KATHMANDU, Jan 24: Even as the government commitment to overcome pervasive corruption in the country remains unfulfilled, Nepal has made some progress in its fight against corruption, Transparency International (TI) said in its annual report on Thursday. But Nepal still remains among the most corrupt countries in the world.
A survey conducted by the TI has placed Nepal in the 113th position with a score of 34 among the total 180 countries surveyed. In 2018, Nepal was ranked 124th with a score of 31.
TI, an international anti-corruption watchdog, assigns scores starting from zero, and a country securing a score of 100 is considered very clean while the country with the lowest score is taken as the most corrupt. Although Nepal this year secured slightly higher score than last year, experts say there has not been desired progress in controlling corruption.
Statistically, countries with scores below 43 are considered highly corrupt. Countries with 50 or higher scores are taken as relatively good in terms of transparency and good governance.
Among the surveyed countries, Denmark was ranked as the least corrupt country with a score of 87. Somalia, with a score of 9, has been named the most corrupt.
Officials at TI-Nepal argue the election of people’s representatives at the local units improved service delivery and helped Nepal reduce corruption to some extent. “Apart from these, Nepal Army chief himself voluntarily made public his property details and has launched a crackdown in corruption in the organization,” said TI-Nepal’s President Khemraj Regmi, adding, “This also helped Nepal improve its ranking.”
TI’s report has, meanwhile, showed two worrying trends -- efforts at controlling corruption are slowing down across the trend of misusing funds to secure electoral win is growing.
Continuing the previous methodology, six independent organizations including the World Bank and World Justice Project among others have surveyed various indicators to measure the state of transparency and governance in 180 countries.
For example, the World Bank had monitored the state of action against public officials in the surveyed countries, people’s access to information and state government whereas the World Economic Forum had surveyed public service, tax clearance, biddings and corruption in judicial decisions.
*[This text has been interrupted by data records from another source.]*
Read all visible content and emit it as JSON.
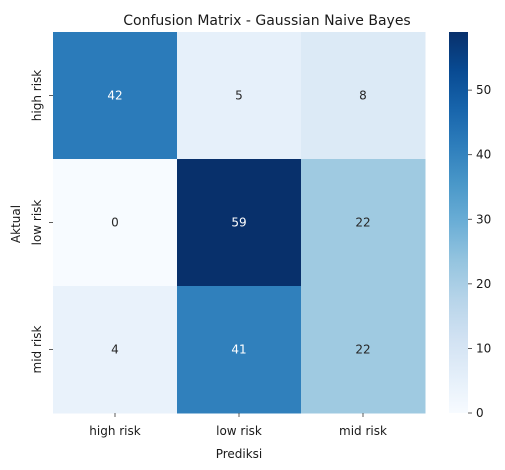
{
  "chart_data": {
    "type": "heatmap",
    "title": "Confusion Matrix - Gaussian Naive Bayes",
    "xlabel": "Prediksi",
    "ylabel": "Aktual",
    "x_categories": [
      "high risk",
      "low risk",
      "mid risk"
    ],
    "y_categories": [
      "high risk",
      "low risk",
      "mid risk"
    ],
    "values": [
      [
        42,
        5,
        8
      ],
      [
        0,
        59,
        22
      ],
      [
        4,
        41,
        22
      ]
    ],
    "colorbar": {
      "min": 0,
      "max": 59,
      "ticks": [
        0,
        10,
        20,
        30,
        40,
        50
      ],
      "colormap": "Blues"
    }
  }
}
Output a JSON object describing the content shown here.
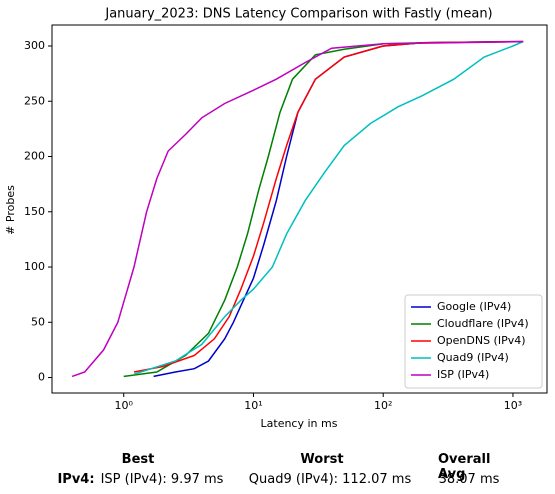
{
  "chart_data": {
    "type": "line",
    "title": "January_2023: DNS Latency Comparison with Fastly (mean)",
    "xlabel": "Latency in ms",
    "ylabel": "# Probes",
    "xscale": "log",
    "xlim": [
      0.28,
      1830
    ],
    "ylim": [
      -14,
      319
    ],
    "xticks": [
      {
        "value": 1,
        "label": "10⁰"
      },
      {
        "value": 10,
        "label": "10¹"
      },
      {
        "value": 100,
        "label": "10²"
      },
      {
        "value": 1000,
        "label": "10³"
      }
    ],
    "yticks": [
      0,
      50,
      100,
      150,
      200,
      250,
      300
    ],
    "legend": "lower right",
    "series": [
      {
        "name": "Google (IPv4)",
        "color": "#0000cc",
        "x": [
          1.7,
          2.5,
          3.5,
          4.5,
          6,
          7,
          8,
          10,
          12,
          15,
          18,
          22,
          30,
          50,
          100,
          200,
          1000,
          1200
        ],
        "values": [
          1,
          5,
          8,
          15,
          35,
          50,
          65,
          90,
          120,
          160,
          200,
          240,
          270,
          290,
          300,
          303,
          304,
          304
        ]
      },
      {
        "name": "Cloudflare (IPv4)",
        "color": "#008000",
        "x": [
          1.0,
          1.8,
          3,
          4.5,
          6,
          7.5,
          9,
          11,
          13,
          16,
          20,
          30,
          50,
          100,
          200,
          1200
        ],
        "values": [
          1,
          5,
          20,
          40,
          70,
          100,
          130,
          170,
          200,
          240,
          270,
          292,
          297,
          302,
          303,
          304
        ]
      },
      {
        "name": "OpenDNS (IPv4)",
        "color": "#ff0000",
        "x": [
          1.2,
          2,
          3.5,
          5,
          6.5,
          8,
          10,
          12,
          15,
          18,
          22,
          30,
          50,
          100,
          200,
          1200
        ],
        "values": [
          5,
          10,
          20,
          35,
          55,
          80,
          110,
          140,
          180,
          210,
          240,
          270,
          290,
          300,
          303,
          304
        ]
      },
      {
        "name": "Quad9 (IPv4)",
        "color": "#00bfbf",
        "x": [
          1.2,
          2.5,
          4,
          6,
          8,
          10,
          14,
          18,
          25,
          35,
          50,
          80,
          130,
          200,
          350,
          600,
          1000,
          1200
        ],
        "values": [
          3,
          15,
          30,
          55,
          70,
          80,
          100,
          130,
          160,
          185,
          210,
          230,
          245,
          255,
          270,
          290,
          300,
          304
        ]
      },
      {
        "name": "ISP (IPv4)",
        "color": "#bf00bf",
        "x": [
          0.4,
          0.5,
          0.7,
          0.9,
          1.2,
          1.5,
          1.8,
          2.2,
          3,
          4,
          6,
          10,
          15,
          25,
          40,
          100,
          1200
        ],
        "values": [
          1,
          5,
          25,
          50,
          100,
          150,
          180,
          205,
          220,
          235,
          248,
          260,
          270,
          285,
          298,
          302,
          304
        ]
      }
    ]
  },
  "summary": {
    "headers": [
      "Best",
      "Worst",
      "Overall Avg"
    ],
    "row_label": "IPv4:",
    "cells": [
      "ISP (IPv4): 9.97 ms",
      "Quad9 (IPv4): 112.07 ms",
      "38.07 ms"
    ]
  }
}
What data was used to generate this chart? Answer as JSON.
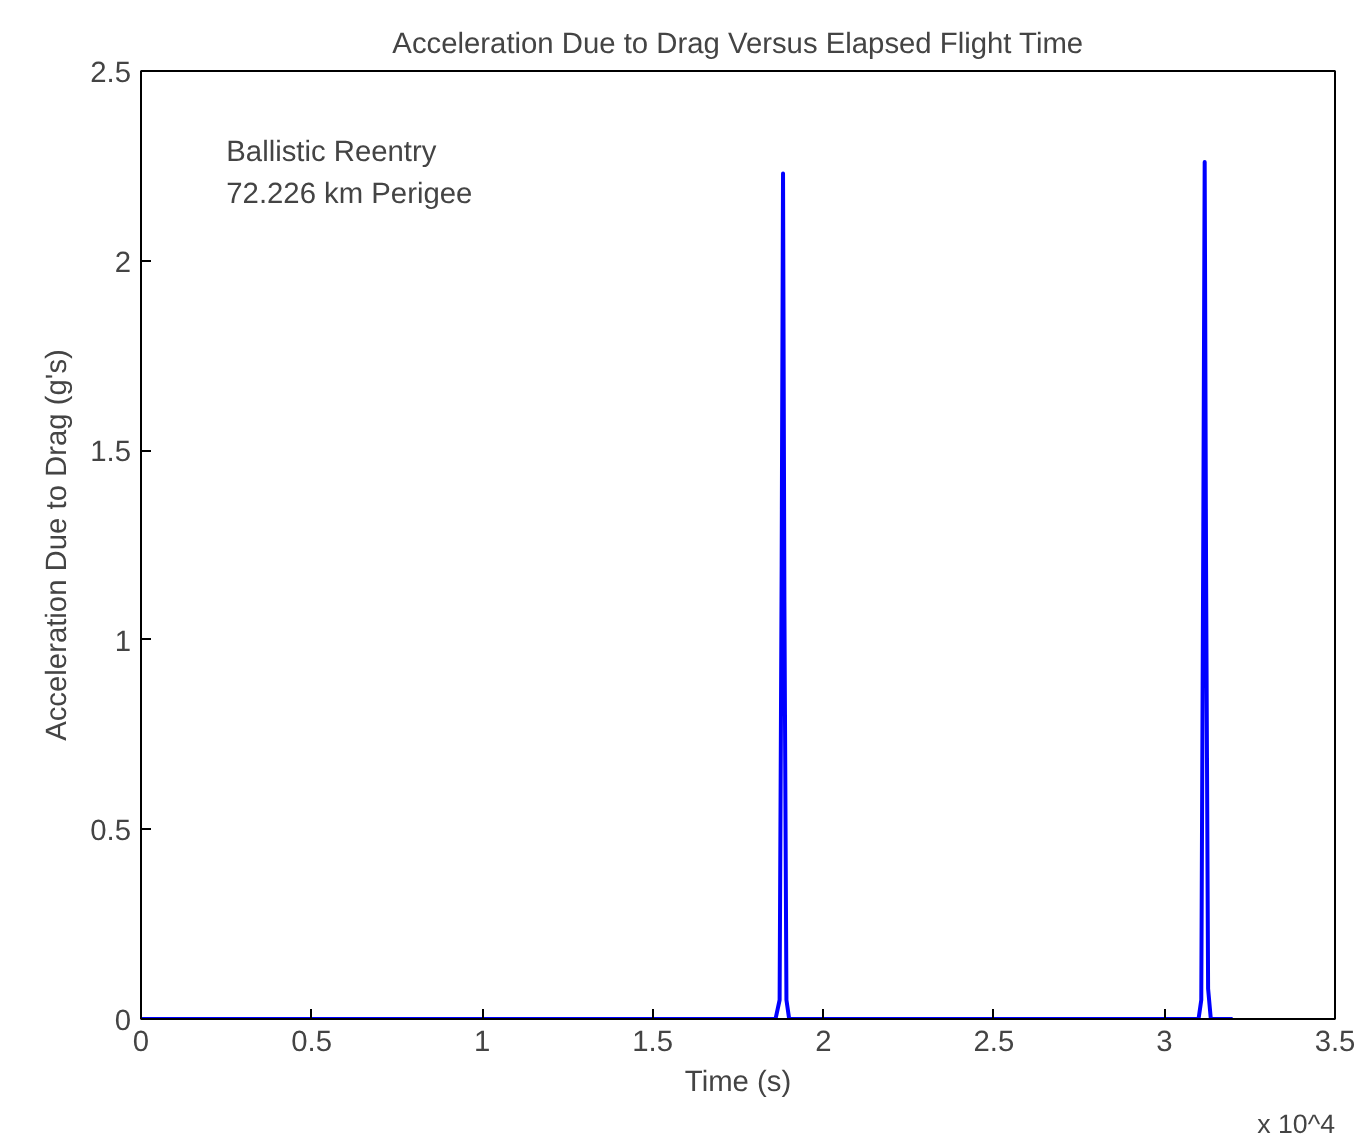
{
  "chart_data": {
    "type": "line",
    "title": "Acceleration Due to Drag Versus Elapsed Flight Time",
    "xlabel": "Time (s)",
    "ylabel": "Acceleration Due to Drag (g's)",
    "annotations": [
      "Ballistic Reentry\n72.226 km Perigee",
      "x 10^4"
    ],
    "x": [
      0,
      1.86,
      1.872,
      1.878,
      1.882,
      1.886,
      1.892,
      1.9,
      3.1,
      3.108,
      3.114,
      3.118,
      3.122,
      3.128,
      3.136,
      3.2
    ],
    "series": [
      {
        "color": "#0000ff",
        "values": [
          0,
          0,
          0.05,
          1.2,
          2.23,
          1.1,
          0.05,
          0,
          0,
          0.05,
          1.3,
          2.26,
          1.2,
          0.08,
          0,
          0
        ]
      }
    ],
    "xlim": [
      0,
      3.5
    ],
    "ylim": [
      0,
      2.5
    ],
    "xticks": [
      0,
      0.5,
      1,
      1.5,
      2,
      2.5,
      3,
      3.5
    ],
    "yticks": [
      0,
      0.5,
      1,
      1.5,
      2,
      2.5
    ],
    "grid": false,
    "marker": "none",
    "line_style": "solid"
  }
}
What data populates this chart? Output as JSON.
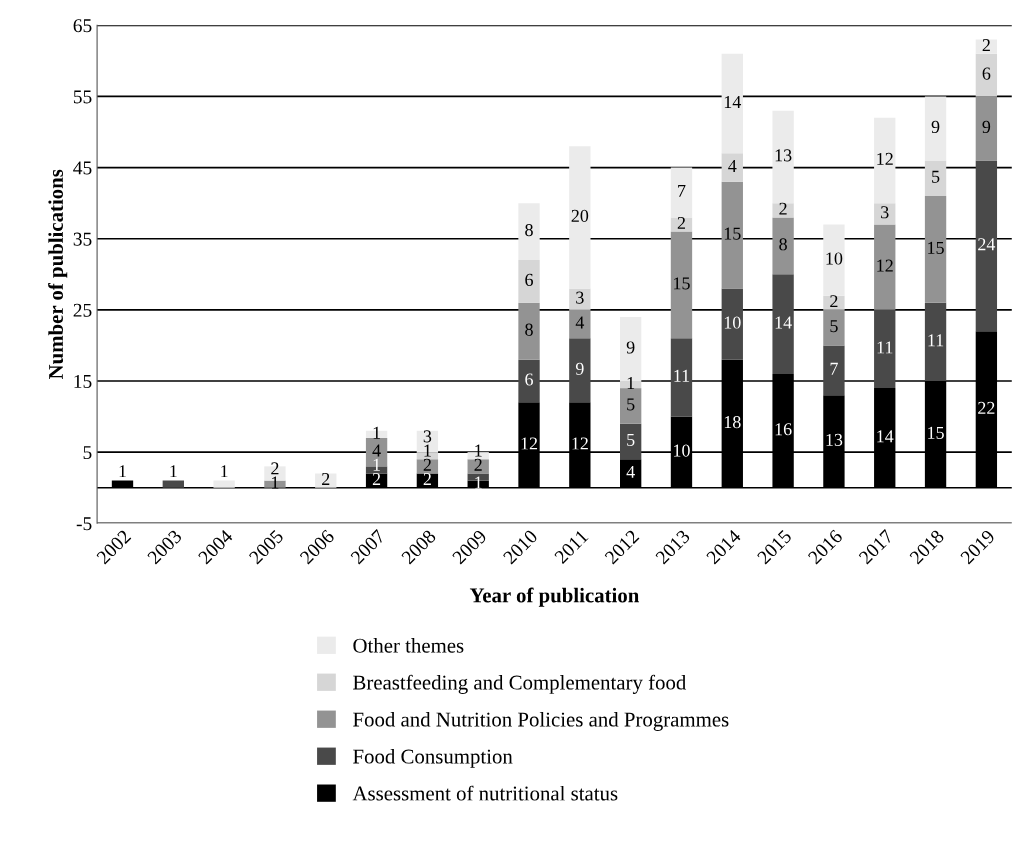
{
  "chart_data": {
    "type": "bar",
    "stacked": true,
    "xlabel": "Year of publication",
    "ylabel": "Number of publications",
    "categories": [
      "2002",
      "2003",
      "2004",
      "2005",
      "2006",
      "2007",
      "2008",
      "2009",
      "2010",
      "2011",
      "2012",
      "2013",
      "2014",
      "2015",
      "2016",
      "2017",
      "2018",
      "2019"
    ],
    "series": [
      {
        "name": "Assessment of nutritional status",
        "color": "#000000",
        "values": [
          1,
          null,
          null,
          null,
          null,
          2,
          2,
          1,
          12,
          12,
          4,
          10,
          18,
          16,
          13,
          14,
          15,
          22
        ],
        "value_labels": [
          "1",
          null,
          null,
          null,
          null,
          "2",
          "2",
          "1",
          "12",
          "12",
          "4",
          "10",
          "18",
          "16",
          "13",
          "14",
          "15",
          "22"
        ]
      },
      {
        "name": "Food Consumption",
        "color": "#494949",
        "values": [
          null,
          1,
          null,
          null,
          null,
          1,
          null,
          1,
          6,
          9,
          5,
          11,
          10,
          14,
          7,
          11,
          11,
          24
        ],
        "value_labels": [
          null,
          "1",
          null,
          null,
          null,
          "1",
          null,
          null,
          "6",
          "9",
          "5",
          "11",
          "10",
          "14",
          "7",
          "11",
          "11",
          "24"
        ]
      },
      {
        "name": "Food and Nutrition Policies and Programmes",
        "color": "#939393",
        "values": [
          null,
          null,
          null,
          1,
          null,
          4,
          2,
          2,
          8,
          4,
          5,
          15,
          15,
          8,
          5,
          12,
          15,
          9
        ],
        "value_labels": [
          null,
          null,
          null,
          "1",
          null,
          "4",
          "2",
          "2",
          "8",
          "4",
          "5",
          "15",
          "15",
          "8",
          "5",
          "12",
          "15",
          "9"
        ]
      },
      {
        "name": "Breastfeeding and Complementary food",
        "color": "#d6d6d6",
        "values": [
          null,
          null,
          null,
          null,
          null,
          null,
          1,
          null,
          6,
          3,
          1,
          2,
          4,
          2,
          2,
          3,
          5,
          6
        ],
        "value_labels": [
          null,
          null,
          null,
          null,
          null,
          null,
          "1",
          null,
          "6",
          "3",
          "1",
          "2",
          "4",
          "2",
          "2",
          "3",
          "5",
          "6"
        ]
      },
      {
        "name": "Other themes",
        "color": "#ebebeb",
        "values": [
          null,
          null,
          1,
          2,
          2,
          1,
          3,
          1,
          8,
          20,
          9,
          7,
          14,
          13,
          10,
          12,
          9,
          2
        ],
        "value_labels": [
          null,
          null,
          "1",
          "2",
          "2",
          "1",
          "3",
          "1",
          "8",
          "20",
          "9",
          "7",
          "14",
          "13",
          "10",
          "12",
          "9",
          "2"
        ]
      }
    ],
    "ylim": [
      -5,
      65
    ],
    "yticks": [
      -5,
      5,
      15,
      25,
      35,
      45,
      55,
      65
    ],
    "grid": "y",
    "legend": "bottom"
  }
}
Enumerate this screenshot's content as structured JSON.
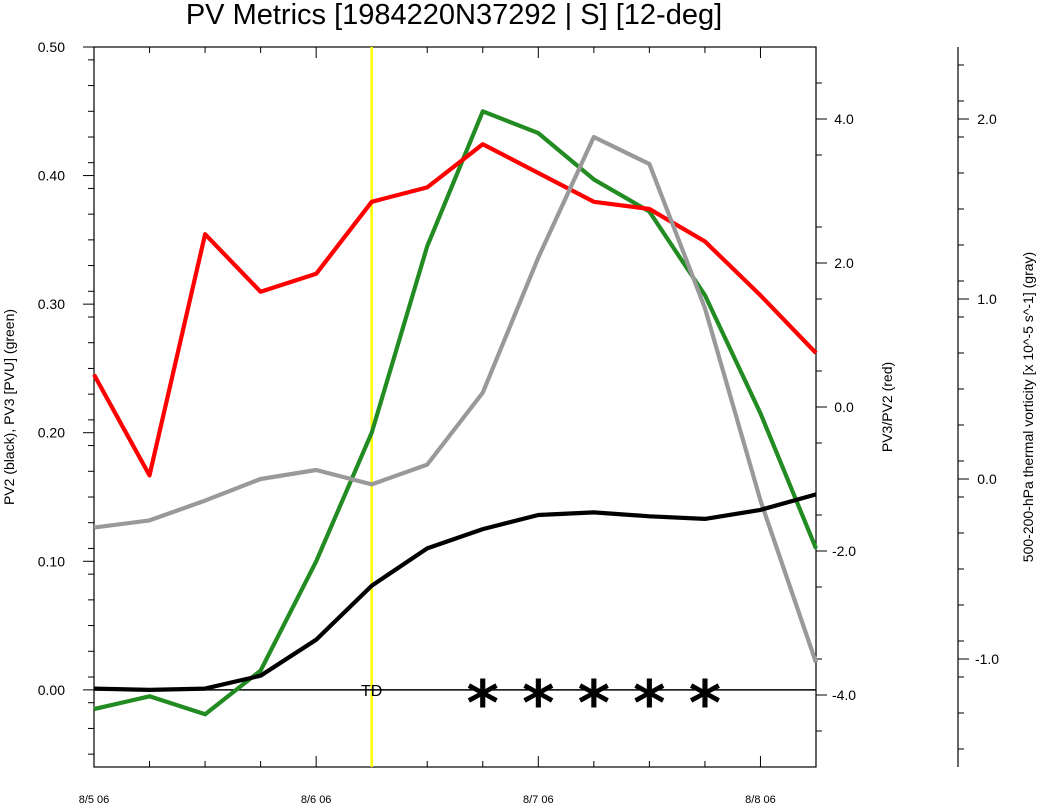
{
  "chart_data": {
    "type": "line",
    "title": "PV Metrics [1984220N37292 | S] [12-deg]",
    "x_ticks": [
      "8/5 06",
      "8/6 06",
      "8/7 06",
      "8/8 06"
    ],
    "x": [
      0,
      0.25,
      0.5,
      0.75,
      1.0,
      1.25,
      1.5,
      1.75,
      2.0,
      2.25,
      2.5,
      2.75,
      3.0,
      3.25
    ],
    "xlim": [
      0,
      3.25
    ],
    "left_axis": {
      "label": "PV2 (black), PV3 [PVU] (green)",
      "ylim": [
        -0.06,
        0.5
      ],
      "ticks": [
        "0.00",
        "0.10",
        "0.20",
        "0.30",
        "0.40",
        "0.50"
      ]
    },
    "right_axis_1": {
      "label": "PV3/PV2 (red)",
      "ylim": [
        -5,
        5
      ],
      "ticks": [
        "-4.0",
        "-2.0",
        "0.0",
        "2.0",
        "4.0"
      ]
    },
    "right_axis_2": {
      "label": "500-200-hPa thermal vorticity [x 10^-5 s^-1] (gray)",
      "ylim": [
        -1.6,
        2.4
      ],
      "ticks": [
        "-1.0",
        "0.0",
        "1.0",
        "2.0"
      ]
    },
    "series": [
      {
        "color": "#000000",
        "axis": "left",
        "values": [
          0.001,
          0.0,
          0.001,
          0.011,
          0.039,
          0.081,
          0.11,
          0.125,
          0.136,
          0.138,
          0.135,
          0.133,
          0.14,
          0.152
        ]
      },
      {
        "color": "#228b22",
        "axis": "left",
        "values": [
          -0.015,
          -0.005,
          -0.019,
          0.015,
          0.1,
          0.2,
          0.345,
          0.45,
          0.433,
          0.397,
          0.372,
          0.307,
          0.215,
          0.11
        ]
      },
      {
        "color": "#ff0000",
        "axis": "right1",
        "values": [
          0.45,
          -0.95,
          2.4,
          1.6,
          1.85,
          2.85,
          3.05,
          3.65,
          3.25,
          2.85,
          2.75,
          2.3,
          1.55,
          0.75
        ]
      },
      {
        "color": "#999999",
        "axis": "right2",
        "values": [
          -0.27,
          -0.23,
          -0.12,
          0.0,
          0.05,
          -0.03,
          0.08,
          0.48,
          1.23,
          1.9,
          1.75,
          0.95,
          -0.12,
          -1.02
        ]
      }
    ],
    "reference_lines": [
      {
        "type": "vertical",
        "x": 1.25,
        "color": "#ffff00"
      },
      {
        "type": "horizontal",
        "y": 0.0,
        "axis": "left",
        "color": "#000000"
      }
    ],
    "annotations": [
      {
        "text": "TD",
        "x": 1.25
      },
      {
        "text": "*",
        "x": 1.75
      },
      {
        "text": "*",
        "x": 2.0
      },
      {
        "text": "*",
        "x": 2.25
      },
      {
        "text": "*",
        "x": 2.5
      },
      {
        "text": "*",
        "x": 2.75
      }
    ]
  }
}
Global Insight had studied trade, business, tenders, bribe in imports and exports whereas Bertlesmann Foundation studied the misuse of public position. World Justice Project had studied misuse of authority and conflict of interest from government, judiciary and security agencies. Varieties of Democracy Project surveyed the state of political corruption in the executive and judiciary.
Of the surveyed issues the study shows improvements in trends of misuse of power, actions of corruption controlling bodies and judiciary, tax recovery related decisions.
Despite progress in some areas the survey has stated that there are lapses in implementing the commitments made from the government for controlling corruption. It has expressed concerns over Nepal’s failure to stop misuse of positions in public service, trade and entrepreneurship.
Also, lack of people’s access to information, continuous control over state power by a limited number of people and pervasive corruption in political sectors have been described as major challenges to Nepal’s fight against corruption.
“That’s why Nepal is still categorized as one of the most corrupt countries despite some progress,” said TI-N Chairman Regmi.
In South Asia, Bhutan, India and Sri Lanka are less corrupt than Nepal, according to the report. Bhutan has been placed in the 25th position with a score of 68, India in the 80th position with a score of 41 and Sri Lanka with a score of 38 is in the 93rd position.
Pakistan, Bangladesh, Maldives and Afghanistan have fared even worse than Nepal. Similar to India, China has been ranked in 80th position with a score of 41.